So I would guess that many of us are now aware of what ransomware is. Following the attack on Friday 12th May which spread to 150 countries and infected over 230,000 computers, it's clear that many organisations are still unprepared for cyber incidents, and it highlights the escalating challenges facing those of us who work to protect vital systems from ever more innovative types of cyber crime.

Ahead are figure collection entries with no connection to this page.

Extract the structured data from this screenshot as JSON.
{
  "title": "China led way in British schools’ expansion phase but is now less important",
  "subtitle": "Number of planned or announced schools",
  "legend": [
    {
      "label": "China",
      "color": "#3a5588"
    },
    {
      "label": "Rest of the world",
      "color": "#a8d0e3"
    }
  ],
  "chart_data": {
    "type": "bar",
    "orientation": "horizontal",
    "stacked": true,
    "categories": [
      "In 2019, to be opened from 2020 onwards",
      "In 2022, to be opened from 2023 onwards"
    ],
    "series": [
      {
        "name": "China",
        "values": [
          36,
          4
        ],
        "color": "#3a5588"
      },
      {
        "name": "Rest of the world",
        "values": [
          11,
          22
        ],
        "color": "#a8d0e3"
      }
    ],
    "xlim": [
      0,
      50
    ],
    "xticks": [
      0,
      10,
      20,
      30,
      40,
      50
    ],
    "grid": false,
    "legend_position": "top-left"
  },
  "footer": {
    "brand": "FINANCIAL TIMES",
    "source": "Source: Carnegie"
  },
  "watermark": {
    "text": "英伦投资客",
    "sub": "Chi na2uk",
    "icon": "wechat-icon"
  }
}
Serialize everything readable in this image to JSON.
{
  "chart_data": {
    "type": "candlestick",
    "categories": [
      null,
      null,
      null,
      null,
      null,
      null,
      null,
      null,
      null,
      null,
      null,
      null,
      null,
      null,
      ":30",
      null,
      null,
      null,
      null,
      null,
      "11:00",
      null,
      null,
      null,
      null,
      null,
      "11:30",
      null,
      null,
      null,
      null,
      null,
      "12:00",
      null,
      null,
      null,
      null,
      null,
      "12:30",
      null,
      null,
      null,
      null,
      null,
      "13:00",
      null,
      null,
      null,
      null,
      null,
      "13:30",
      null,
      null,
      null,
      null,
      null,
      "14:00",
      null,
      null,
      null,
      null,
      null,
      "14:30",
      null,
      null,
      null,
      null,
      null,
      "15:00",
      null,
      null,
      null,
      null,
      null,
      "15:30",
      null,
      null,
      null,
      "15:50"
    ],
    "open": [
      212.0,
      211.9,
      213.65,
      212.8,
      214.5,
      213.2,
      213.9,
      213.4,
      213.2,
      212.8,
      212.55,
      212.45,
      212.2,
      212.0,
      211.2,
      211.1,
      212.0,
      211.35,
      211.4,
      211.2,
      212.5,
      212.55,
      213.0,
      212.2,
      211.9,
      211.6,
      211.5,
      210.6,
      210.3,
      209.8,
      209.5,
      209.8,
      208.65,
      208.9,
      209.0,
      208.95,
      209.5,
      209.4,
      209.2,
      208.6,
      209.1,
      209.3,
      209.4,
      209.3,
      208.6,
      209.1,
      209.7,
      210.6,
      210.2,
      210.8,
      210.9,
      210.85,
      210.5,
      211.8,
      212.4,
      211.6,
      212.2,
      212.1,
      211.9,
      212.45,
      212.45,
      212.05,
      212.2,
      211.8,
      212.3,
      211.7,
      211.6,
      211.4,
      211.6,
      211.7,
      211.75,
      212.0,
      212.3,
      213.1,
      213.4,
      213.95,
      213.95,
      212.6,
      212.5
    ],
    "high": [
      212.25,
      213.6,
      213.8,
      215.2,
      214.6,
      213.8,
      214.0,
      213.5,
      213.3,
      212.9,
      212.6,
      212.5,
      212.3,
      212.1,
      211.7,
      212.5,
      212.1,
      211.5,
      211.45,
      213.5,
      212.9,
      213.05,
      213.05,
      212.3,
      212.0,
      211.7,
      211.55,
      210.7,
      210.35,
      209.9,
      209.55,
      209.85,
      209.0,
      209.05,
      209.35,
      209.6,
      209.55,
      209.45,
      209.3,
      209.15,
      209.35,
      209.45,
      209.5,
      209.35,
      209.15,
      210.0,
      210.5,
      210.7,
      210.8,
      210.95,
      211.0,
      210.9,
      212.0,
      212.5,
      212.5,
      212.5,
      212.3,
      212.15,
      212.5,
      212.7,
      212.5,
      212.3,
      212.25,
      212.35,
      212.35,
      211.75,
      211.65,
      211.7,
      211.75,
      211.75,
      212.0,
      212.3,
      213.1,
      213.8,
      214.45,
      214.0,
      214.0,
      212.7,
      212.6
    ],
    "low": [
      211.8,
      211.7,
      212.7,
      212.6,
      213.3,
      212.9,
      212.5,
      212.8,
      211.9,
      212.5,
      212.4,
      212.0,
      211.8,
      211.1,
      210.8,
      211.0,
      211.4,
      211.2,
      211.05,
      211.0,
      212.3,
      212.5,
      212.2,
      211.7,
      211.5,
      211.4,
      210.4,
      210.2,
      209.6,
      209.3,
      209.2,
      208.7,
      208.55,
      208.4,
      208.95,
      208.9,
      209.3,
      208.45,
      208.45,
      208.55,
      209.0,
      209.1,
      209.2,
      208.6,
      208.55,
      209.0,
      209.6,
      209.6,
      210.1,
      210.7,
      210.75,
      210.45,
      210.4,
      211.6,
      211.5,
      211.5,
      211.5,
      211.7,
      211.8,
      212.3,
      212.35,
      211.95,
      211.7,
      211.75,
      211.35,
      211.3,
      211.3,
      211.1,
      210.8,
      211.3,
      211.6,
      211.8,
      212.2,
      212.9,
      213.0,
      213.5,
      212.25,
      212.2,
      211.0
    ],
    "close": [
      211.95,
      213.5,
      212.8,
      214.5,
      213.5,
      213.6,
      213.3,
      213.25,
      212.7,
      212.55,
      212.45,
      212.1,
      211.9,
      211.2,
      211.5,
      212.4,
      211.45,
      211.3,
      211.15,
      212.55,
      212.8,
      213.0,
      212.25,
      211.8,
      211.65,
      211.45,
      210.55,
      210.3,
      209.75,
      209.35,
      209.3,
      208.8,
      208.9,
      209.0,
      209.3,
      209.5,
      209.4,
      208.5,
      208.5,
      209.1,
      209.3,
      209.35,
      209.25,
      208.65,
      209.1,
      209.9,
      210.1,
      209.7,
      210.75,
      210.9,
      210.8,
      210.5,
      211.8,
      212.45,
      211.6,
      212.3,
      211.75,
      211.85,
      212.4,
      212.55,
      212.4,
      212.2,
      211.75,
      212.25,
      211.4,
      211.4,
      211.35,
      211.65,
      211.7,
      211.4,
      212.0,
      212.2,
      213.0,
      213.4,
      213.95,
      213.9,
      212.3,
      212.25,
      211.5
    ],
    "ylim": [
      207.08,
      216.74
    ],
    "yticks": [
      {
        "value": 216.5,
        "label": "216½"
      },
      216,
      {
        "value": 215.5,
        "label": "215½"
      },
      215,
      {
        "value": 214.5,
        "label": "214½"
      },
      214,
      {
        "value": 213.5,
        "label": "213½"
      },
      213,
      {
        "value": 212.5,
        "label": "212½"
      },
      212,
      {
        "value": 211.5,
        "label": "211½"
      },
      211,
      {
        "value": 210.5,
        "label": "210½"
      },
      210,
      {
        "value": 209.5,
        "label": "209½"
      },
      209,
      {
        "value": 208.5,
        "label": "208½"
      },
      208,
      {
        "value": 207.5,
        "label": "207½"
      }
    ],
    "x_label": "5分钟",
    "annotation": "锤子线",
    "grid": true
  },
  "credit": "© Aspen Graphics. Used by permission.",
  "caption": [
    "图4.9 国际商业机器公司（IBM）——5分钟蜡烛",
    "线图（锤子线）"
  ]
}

The WannaCry ransomware, which exploited a flaw in Microsoft Windows systems, wasn't even that sophisticated. It simply combined two types of malware (ransomware and a worm) to go about infecting computers. Cyber criminals primarily rely on out-dated IT infrastructure, unpatched vulnerabilities and the complex inter-connectivity of organisation-wide IT systems to spread the malicious code with frightening speed.
The question consequently has to be asked - is all this interconnection possibly leading us to a place we don't want to go to? Are we truly ready for smarter ways of living? Although we have had computer systems connected to public networks for decades now, the new trend towards the creation of 'smart cities' has meant that a host of technological developments have been rapidly deployed to solve age-old problems such as traffic congestion, energy efficiency and urban planning, but without much thought about the security this entails.
In 2014, security researchers at the University of Michigan successfully hacked nearly 100 traffic lights connected to a wireless network. Many of the devices used in the network were poorly secured - such as having default usernames and passwords that were available for anyone to see on the manufacturer's website - but perhaps the more worrying conclusion was that the authors found that vulnerabilities of the system were 'not a fault of any one device or design choice, but rather...a systemic lack of security consciousness'.
It's not just traffic lights, either. Around midnight on April 7th 2017 all 156 sirens of the Dallas Storm Warning System started blaring across the city, once again demonstrating that public infrastructure systems are vulnerable to attack. What might have started as a prank ended with the city's 911 call centre grinding to a halt as worried locals jammed the phone lines. That's a city of over a million people not able to get access to the emergency services, all because someone worked out that a radio signal could be used to mimic the siren's system and trip the emergency alert mechanism.
Cities all around the world are starting to become much more reliant on 'smart' technologies to improve the lives of residents and streamline services. Smart metering is already helping to reduce electricity consumption and personal water waste in homes across the UK, and new data-driven traffic systems will undoubtedly help reduce CO2 emissions by utilising artificial intelligence to decrease traffic congestion.
Many of us are already well and truly on our way to living 'smarter.' Keyless cars with Wi-Fi hotspots, driverless cars, intelligent parking meters, smart energy meters, heating and air-conditioning controlled through your smartphone. The possibilities seem endless - there's even such things as 'smart' light bulbs and hairbrushes. It's not surprising that the global IoT footprint is predicted to grow to over 50 billion connected devices by 2020. But fundamentally all this interaction needs to integrate with so many different connected platforms that serious security challenges certainly lay ahead. Unless we start to take security seriously - by, for example, making sure IoT devices are designed to be secure from the outset - we are risking much more than just a temporary loss of service.
The idea of living in cleaner, smarter, more efficient environments is undoubtedly pretty exciting. However, in the race to make all things smart and interconnected, has a raft of potential security vulnerabilities been introduced and simply overlooked? Marrying a variety of old legacy systems - such as those that run on Windows XP, which WannaCry took over with ease - with new, bleeding edge technologies might continue to be the perfect recipe for further cyber exploitation. With poor security standards on the devices used to connect these systems, and the increasing availability of sophisticated hacking tools on the Dark Web, we could be facing a future where smart cities can be used as a tool against us.